Priority queue: Basic operations: Insertion Delete (Delete minimum element)
Goal: To provide efficient running time or order of growth for above functionality.
Implementation of Priority queue By:
Linked List: Insertion will take O(n) in case of insertion at end O(1) in case of
insertion at head.
Delete (Finding minimum and deleting it) will take O(n)
BST:
Insertion/Deletion of minimum = In avg case it will take O(logn) worst case O(n)
AVL Tree:
Insertion/deletion/searching: O(log n) in all cases.
My confusion goes here:
Why not we have used AVL Tree for implementation of Priority queue, Why we gone for Binary heap...While as we know that in AVL Tree we can do insertion/deletion/searching in O(log n) in worst case.

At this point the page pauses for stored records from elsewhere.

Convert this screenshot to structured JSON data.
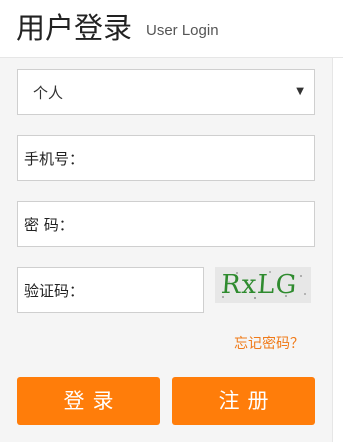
{
  "header": {
    "title": "用户登录",
    "subtitle": "User Login"
  },
  "form": {
    "account_type": {
      "selected": "个人",
      "arrow_icon": "triangle-down-icon"
    },
    "phone_label": "手机号：",
    "password_label": "密 码：",
    "code_label": "验证码：",
    "captcha_text": "RxLG",
    "forgot_link": "忘记密码？",
    "login_button": "登录",
    "register_button": "注册"
  },
  "colors": {
    "accent": "#ff7d0a",
    "link": "#f07a18",
    "captcha_text": "#2f8b2f",
    "panel_bg": "#f5f5f5"
  }
}
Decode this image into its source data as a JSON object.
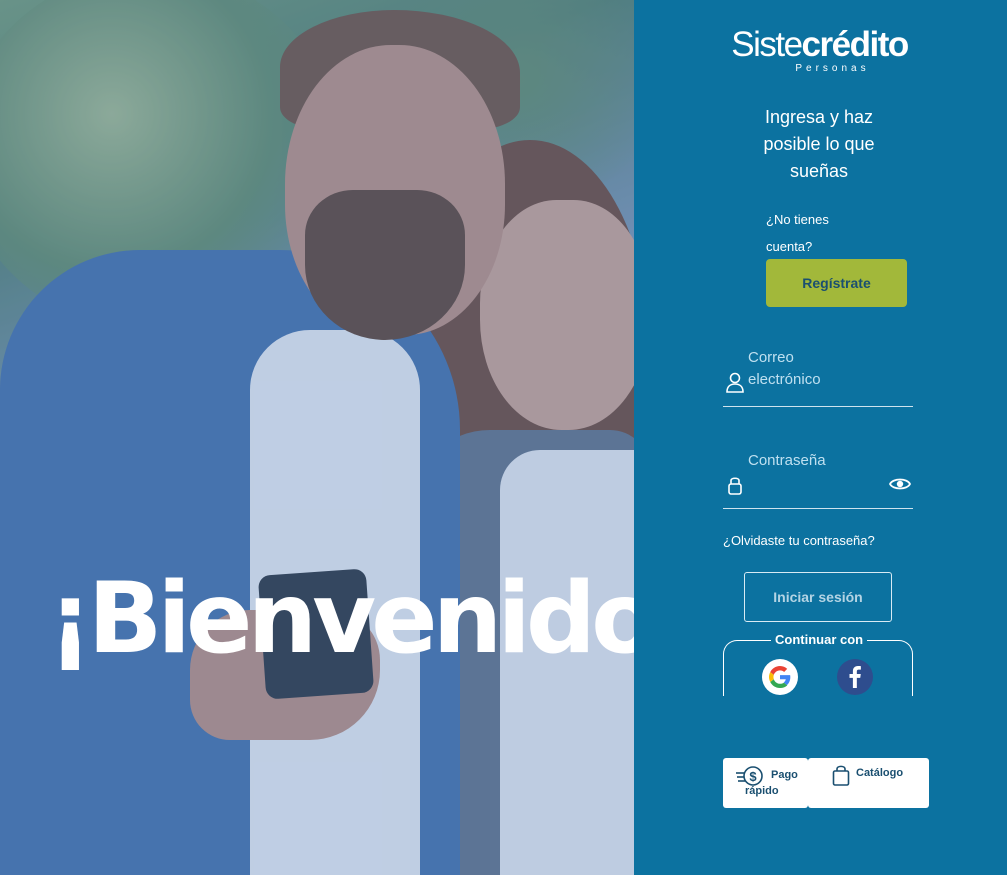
{
  "hero": {
    "welcome_text": "¡Bienvenido!"
  },
  "brand": {
    "name_light": "Siste",
    "name_bold": "crédito",
    "subtitle": "Personas"
  },
  "tagline": "Ingresa y haz posible lo que sueñas",
  "signup": {
    "prompt": "¿No tienes cuenta?",
    "button_label": "Regístrate"
  },
  "login_form": {
    "email_label": "Correo electrónico",
    "email_value": "",
    "password_label": "Contraseña",
    "password_value": "",
    "forgot_link": "¿Olvidaste tu contraseña?",
    "submit_label": "Iniciar sesión"
  },
  "social_login": {
    "label": "Continuar con",
    "providers": [
      "google-icon",
      "facebook-icon"
    ]
  },
  "quick_links": {
    "pay_label": "Pago rápido",
    "catalog_label": "Catálogo"
  },
  "colors": {
    "panel_bg": "#0c72a0",
    "accent_green": "#a2b83a",
    "text_dark": "#1a4f70"
  }
}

Complexity isn't everything, there are other considerations for actual performance.
For most purposes, most people don't even use an AVL tree as a balanced tree (Red-Black trees are more common as far as I've seen), let alone as a priority queue.

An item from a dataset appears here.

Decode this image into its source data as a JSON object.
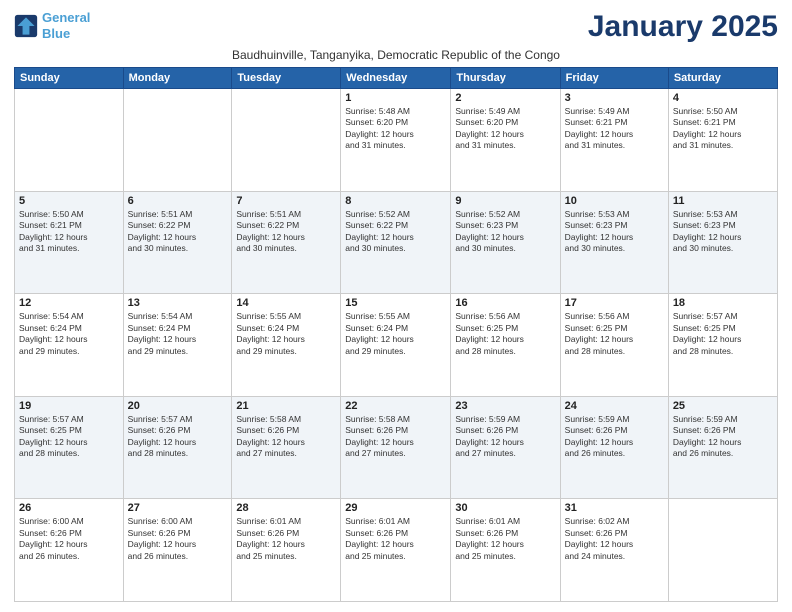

This is not to say that AVL trees are useless, I quite like them. But they do have a relatively expensive insert. What AVL trees are good for (beating even Red-Black trees) is doing lots and lots of lookups without modification. This is not what you need for a priority queue.
As a separate consideration -- never mind your O(log n) insert for a binary heap, a fibonacci heap has O(1) insert and O(log N) delete-minimum. There are a lot of data structures to choose from with slightly different trade-offs, so you wouldn't expect to see everyone just pick the first thing that satisfies your (quite brief) criteria.